Mujeres con velos negros sostienen una imagen del líder supremo de Irán, el ayatolá Ali Jamenei
Morteza Nikoubazl/NurPhoto via Getty Images
A pesar de que aún cuenta con apoyo en el país, las protestas actuales se han centrado en la eliminación del régimen liderado por el líder supremo de Irán, el ayatolá Ali Jamenei.

El legado de la guerra

A diferencia de las manifestaciones de 2022, las protestas de este año se concretaron meses después de la guerra de 12 días con Israel y de los posteriores ataques estadounidenses e israelíes contra Irán.

El periodista Abbas Abdi cree que estos incidentes brindaron a las autoridades iraníes la oportunidad de forjar cierto tipo de solidaridad y cohesión social, pero que el gobierno no la aprovechó.
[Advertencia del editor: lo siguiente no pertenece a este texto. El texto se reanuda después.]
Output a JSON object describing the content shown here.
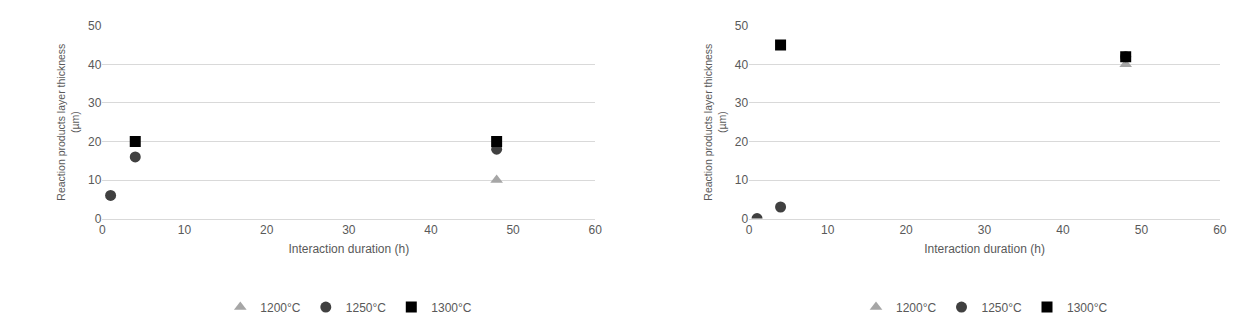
{
  "chart_data": [
    {
      "type": "scatter",
      "x_label": "Interaction duration (h)",
      "y_label": "Reaction products layer thickness (µm)",
      "xlim": [
        0,
        60
      ],
      "xticks": [
        0,
        10,
        20,
        30,
        40,
        50,
        60
      ],
      "ylim": [
        0,
        50
      ],
      "yticks": [
        0,
        10,
        20,
        30,
        40,
        50
      ],
      "grid": true,
      "legend": "bottom",
      "series": [
        {
          "name": "1200°C",
          "color": "#a6a6a6",
          "marker": "triangle",
          "x": [
            48
          ],
          "values": [
            10
          ]
        },
        {
          "name": "1250°C",
          "color": "#404040",
          "marker": "circle",
          "x": [
            1,
            4,
            48
          ],
          "values": [
            6,
            16,
            18
          ]
        },
        {
          "name": "1300°C",
          "color": "#000000",
          "marker": "square",
          "x": [
            4,
            48
          ],
          "values": [
            20,
            20
          ]
        }
      ]
    },
    {
      "type": "scatter",
      "x_label": "Interaction duration (h)",
      "y_label": "Reaction products layer thickness (µm)",
      "xlim": [
        0,
        60
      ],
      "xticks": [
        0,
        10,
        20,
        30,
        40,
        50,
        60
      ],
      "ylim": [
        0,
        50
      ],
      "yticks": [
        0,
        10,
        20,
        30,
        40,
        50
      ],
      "grid": true,
      "legend": "bottom",
      "series": [
        {
          "name": "1200°C",
          "color": "#a6a6a6",
          "marker": "triangle",
          "x": [
            48
          ],
          "values": [
            40
          ]
        },
        {
          "name": "1250°C",
          "color": "#404040",
          "marker": "circle",
          "x": [
            1,
            4,
            48
          ],
          "values": [
            0,
            3,
            42
          ]
        },
        {
          "name": "1300°C",
          "color": "#000000",
          "marker": "square",
          "x": [
            4,
            48
          ],
          "values": [
            45,
            42
          ]
        }
      ]
    }
  ]
}
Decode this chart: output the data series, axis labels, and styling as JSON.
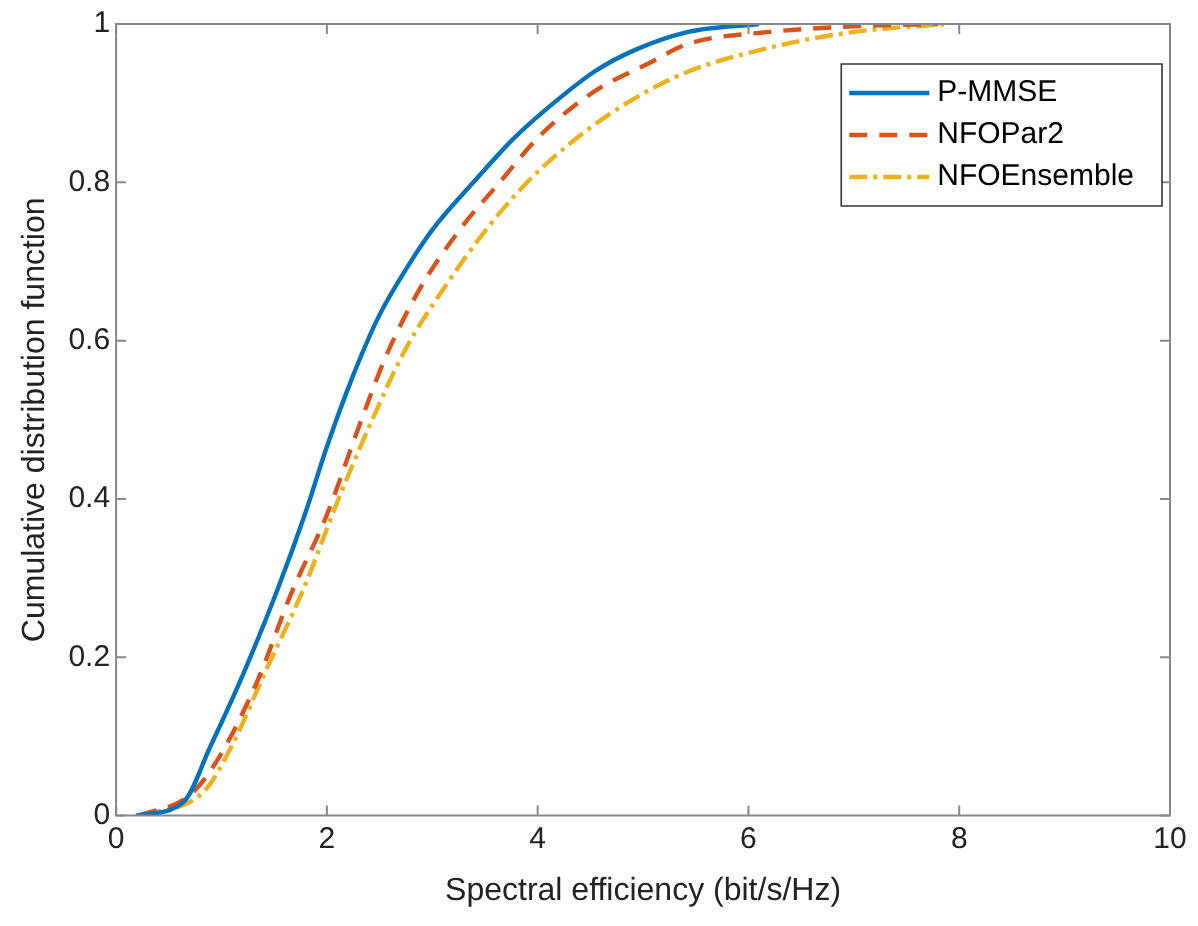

Algunos expertos también sugieren que el duro golpe al ejército iraní el año pasado ha destrozado el aura y el prestigio de la Guardia Revolucionaria Islámica como principal institución militar del país ante los ojos de los iraníes.

Inspirándose en el espíritu de las manifestaciones de 2022, Khorsandfar ve un cambio duradero en las protestas actuales: en entrevistas con mujeres que salieron a las calles hace tres años, muchas le dijeron que su mayor logro fue superar el miedo a un estado represivo.

*Con información y análisis de BBC News Persian, BBC Global Journalism y Neda Sanij, periodista de Oriente Medio.